Jeff Greenhouse

Experienced Marketing & Analytics Executive

Popcap fumbles on the Blitz

Popcap fumbles on the Blitz

Popcap Games, one of the biggest success stories in casual gaming, just released a major update of its highly popular Bejeweled app. Unfortunately, what Popcap is touting as a significant improvement is being panned by existing users, creating a major backlash and threatening to break the addiction that many people have to the game. Popcap’s blunder offers up some important lessons for any brand using apps to build its business or image.

First, some quick background. Popcap has built a huge, active user base for its Bejeweled 2 iPhone app. The app contained four play modes. Three of them are single-player, but the fourth is “Bejeweled Blitz”, a one-minute race version that integrates with the Facebook app of the same name, allowing mobile players to compete with their Facebook friends. Although scores from the browser-based version and the iPhone version and up on the same scoreboard, the iPhone version has always been faster, more responsive, and easier to play thanks to two-handed touchscreen operation vs. mouse or touchpad on a computer.

Last week, Popcap released a standalone version of Bejeweled Blitz for the iPhone, which pulls in even more of the features of the Facebook version. At the same time, the behavior of the “Blitz” button in Bejeweled 2 changed to force users to download and use the standalone app (for free). Here’s where the problems start. Apparently in an effort to “level the playing field” between mobile and desktop players, the standalone version moves at about half the speed of the previous version. Suddenly, the gameplay on Blitz feels like playing in molasses.

The response from fans has been brutal. Where previous Bejeweled apps achieved 4-to-5 star ratings in the Apple App Store, the new Blitz app currently has a 2-star average based on over 750 ratings since launch. The comments on the ratings are even sharper than the average suggests, with prolific 1-star ratings and criticisms of both the game and the company’s upgrade approach.

So what lessons can we take from this:

1. The game isn’t over after the user downloads your app
Getting users to download and install your app is a big part of the challenge, but you have to keep evolving and responding to their changing needs. This means app updates are inevitable. Since people can easily uninstall an app, or just stop using it, the quality of your updates and new versions is just as important as the quality of your initial release. You have to approach them in a serious and thoughtful way.

2. Don’t assume anything
Many of the reviews in the App Store accuse Popcap of not doing any user testing of the new app before pushing it out. Given the astonishing difference in gameplay between the two versions, I’m inclined to believe that accusation (or at least that they did not test with users of the existing app). You have to make sure to user-test your app with a good cross-section of users, including both first-time users who didn’t know the previous version, and “power users” who already use your app on a regular basis.

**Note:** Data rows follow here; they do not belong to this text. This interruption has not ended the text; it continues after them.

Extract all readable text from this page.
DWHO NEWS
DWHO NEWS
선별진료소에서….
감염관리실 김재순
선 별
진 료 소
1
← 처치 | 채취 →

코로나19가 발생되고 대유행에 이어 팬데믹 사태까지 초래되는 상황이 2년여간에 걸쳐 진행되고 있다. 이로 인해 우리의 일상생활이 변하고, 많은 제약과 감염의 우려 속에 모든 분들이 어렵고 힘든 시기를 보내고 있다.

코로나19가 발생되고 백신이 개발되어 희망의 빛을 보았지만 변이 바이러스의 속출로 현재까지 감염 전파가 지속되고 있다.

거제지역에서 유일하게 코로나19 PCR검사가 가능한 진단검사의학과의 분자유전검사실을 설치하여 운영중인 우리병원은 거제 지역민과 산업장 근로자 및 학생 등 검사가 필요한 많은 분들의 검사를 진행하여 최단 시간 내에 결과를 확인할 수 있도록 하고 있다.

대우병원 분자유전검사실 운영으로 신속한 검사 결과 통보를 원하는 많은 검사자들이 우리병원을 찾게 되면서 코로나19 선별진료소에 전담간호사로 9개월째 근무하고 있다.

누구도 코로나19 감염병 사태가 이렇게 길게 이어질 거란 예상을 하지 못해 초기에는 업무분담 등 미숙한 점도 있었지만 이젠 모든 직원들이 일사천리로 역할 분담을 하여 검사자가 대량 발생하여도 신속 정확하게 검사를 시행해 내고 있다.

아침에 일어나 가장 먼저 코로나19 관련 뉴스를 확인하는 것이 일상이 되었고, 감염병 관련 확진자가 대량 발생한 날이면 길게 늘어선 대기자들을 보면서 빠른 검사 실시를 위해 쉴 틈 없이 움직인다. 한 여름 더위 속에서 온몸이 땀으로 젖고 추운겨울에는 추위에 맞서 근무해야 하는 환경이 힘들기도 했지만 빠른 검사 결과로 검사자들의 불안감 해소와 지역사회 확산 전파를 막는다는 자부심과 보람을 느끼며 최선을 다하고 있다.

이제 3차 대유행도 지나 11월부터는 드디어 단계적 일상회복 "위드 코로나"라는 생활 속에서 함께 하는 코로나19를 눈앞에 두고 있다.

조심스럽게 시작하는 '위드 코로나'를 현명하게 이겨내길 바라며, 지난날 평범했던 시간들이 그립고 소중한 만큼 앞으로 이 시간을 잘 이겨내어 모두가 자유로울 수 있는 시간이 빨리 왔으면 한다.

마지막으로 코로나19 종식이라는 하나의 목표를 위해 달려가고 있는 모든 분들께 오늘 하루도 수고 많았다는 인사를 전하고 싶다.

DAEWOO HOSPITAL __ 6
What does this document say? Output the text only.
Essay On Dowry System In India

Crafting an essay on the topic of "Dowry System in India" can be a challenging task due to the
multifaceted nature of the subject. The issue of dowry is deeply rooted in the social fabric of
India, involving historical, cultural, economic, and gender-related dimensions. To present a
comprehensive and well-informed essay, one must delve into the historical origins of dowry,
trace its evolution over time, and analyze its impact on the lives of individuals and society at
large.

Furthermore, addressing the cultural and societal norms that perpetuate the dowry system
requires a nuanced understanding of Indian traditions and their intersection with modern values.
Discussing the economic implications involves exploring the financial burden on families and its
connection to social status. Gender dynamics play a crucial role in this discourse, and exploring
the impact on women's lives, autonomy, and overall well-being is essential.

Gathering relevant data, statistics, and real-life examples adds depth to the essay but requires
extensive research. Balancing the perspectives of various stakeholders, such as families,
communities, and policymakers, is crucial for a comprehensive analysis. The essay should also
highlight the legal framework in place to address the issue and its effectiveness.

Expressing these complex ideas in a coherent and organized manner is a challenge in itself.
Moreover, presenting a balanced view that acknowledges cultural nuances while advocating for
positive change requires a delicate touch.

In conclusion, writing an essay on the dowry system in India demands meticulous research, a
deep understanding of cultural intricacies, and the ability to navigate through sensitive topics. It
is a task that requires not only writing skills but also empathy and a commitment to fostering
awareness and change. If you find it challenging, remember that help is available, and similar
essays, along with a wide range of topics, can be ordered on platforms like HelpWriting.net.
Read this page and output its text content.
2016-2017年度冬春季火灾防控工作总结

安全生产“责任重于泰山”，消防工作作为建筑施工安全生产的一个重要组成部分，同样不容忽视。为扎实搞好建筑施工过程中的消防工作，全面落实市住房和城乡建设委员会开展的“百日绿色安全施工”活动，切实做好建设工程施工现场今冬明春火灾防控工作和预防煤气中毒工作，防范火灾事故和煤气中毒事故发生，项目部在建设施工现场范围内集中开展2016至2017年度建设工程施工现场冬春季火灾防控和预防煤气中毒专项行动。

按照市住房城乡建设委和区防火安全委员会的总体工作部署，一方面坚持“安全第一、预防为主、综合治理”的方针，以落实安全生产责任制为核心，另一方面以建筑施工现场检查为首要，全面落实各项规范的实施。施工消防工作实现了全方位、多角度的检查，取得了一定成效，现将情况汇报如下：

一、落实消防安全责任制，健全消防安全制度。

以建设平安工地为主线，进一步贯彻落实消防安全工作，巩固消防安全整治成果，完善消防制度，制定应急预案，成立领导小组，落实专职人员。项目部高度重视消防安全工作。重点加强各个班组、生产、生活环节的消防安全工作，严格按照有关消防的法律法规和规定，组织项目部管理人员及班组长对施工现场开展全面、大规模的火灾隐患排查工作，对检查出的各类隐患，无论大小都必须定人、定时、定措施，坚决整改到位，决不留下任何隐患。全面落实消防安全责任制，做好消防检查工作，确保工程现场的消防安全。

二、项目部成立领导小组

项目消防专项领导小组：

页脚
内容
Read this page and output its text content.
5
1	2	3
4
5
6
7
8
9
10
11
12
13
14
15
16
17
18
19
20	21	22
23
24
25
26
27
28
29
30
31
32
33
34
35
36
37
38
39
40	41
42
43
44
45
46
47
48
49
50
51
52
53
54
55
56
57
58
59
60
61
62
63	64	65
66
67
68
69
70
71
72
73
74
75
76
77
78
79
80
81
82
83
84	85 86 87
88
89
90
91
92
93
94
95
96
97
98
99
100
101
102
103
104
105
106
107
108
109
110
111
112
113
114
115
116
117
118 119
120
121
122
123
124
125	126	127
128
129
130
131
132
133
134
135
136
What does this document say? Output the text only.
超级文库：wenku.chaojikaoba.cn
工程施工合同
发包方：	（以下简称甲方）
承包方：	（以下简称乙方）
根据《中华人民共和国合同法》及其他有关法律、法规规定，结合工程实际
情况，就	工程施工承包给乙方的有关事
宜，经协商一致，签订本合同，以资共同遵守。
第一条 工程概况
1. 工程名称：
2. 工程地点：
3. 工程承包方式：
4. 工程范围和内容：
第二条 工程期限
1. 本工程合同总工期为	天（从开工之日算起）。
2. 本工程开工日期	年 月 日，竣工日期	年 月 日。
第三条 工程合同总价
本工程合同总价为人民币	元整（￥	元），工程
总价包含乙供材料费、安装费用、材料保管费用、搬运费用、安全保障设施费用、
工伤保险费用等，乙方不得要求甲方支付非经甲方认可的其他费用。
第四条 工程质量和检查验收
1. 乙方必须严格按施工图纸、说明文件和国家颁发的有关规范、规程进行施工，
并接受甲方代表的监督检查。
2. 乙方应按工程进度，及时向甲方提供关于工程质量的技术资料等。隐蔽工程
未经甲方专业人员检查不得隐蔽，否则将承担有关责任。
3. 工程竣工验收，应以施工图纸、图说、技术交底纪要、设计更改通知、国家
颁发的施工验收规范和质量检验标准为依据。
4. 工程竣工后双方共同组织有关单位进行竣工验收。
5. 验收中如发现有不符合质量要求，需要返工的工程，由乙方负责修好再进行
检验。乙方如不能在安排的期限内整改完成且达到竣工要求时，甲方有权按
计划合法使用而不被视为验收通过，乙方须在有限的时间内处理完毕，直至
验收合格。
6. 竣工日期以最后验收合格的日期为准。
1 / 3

3. Never take things away unless you have to.
One of the most frustrating things about this upgrade is that Popcap disabled the existing version (inside of a paid app) to force people to download the new standalone app. If they hadn’t done that, most people probably would have tried out the free standalone app anyway and, upon learning that they didn’t like it as much, would have just shifted back to the old app to keep playing. Since we’re talking about two separate apps, this was a completely unnecessary step and created tremendous “badwill” among fans. If you want to build up love from the fans, you want to always give them more, not less.

The most important interaction in a relationship is the most recent one. Your app updates give you the chance to continue to improve your relationship with customers and fans, or blow it up, like an exploding gem. Make the right choices or it might be “Game Over”.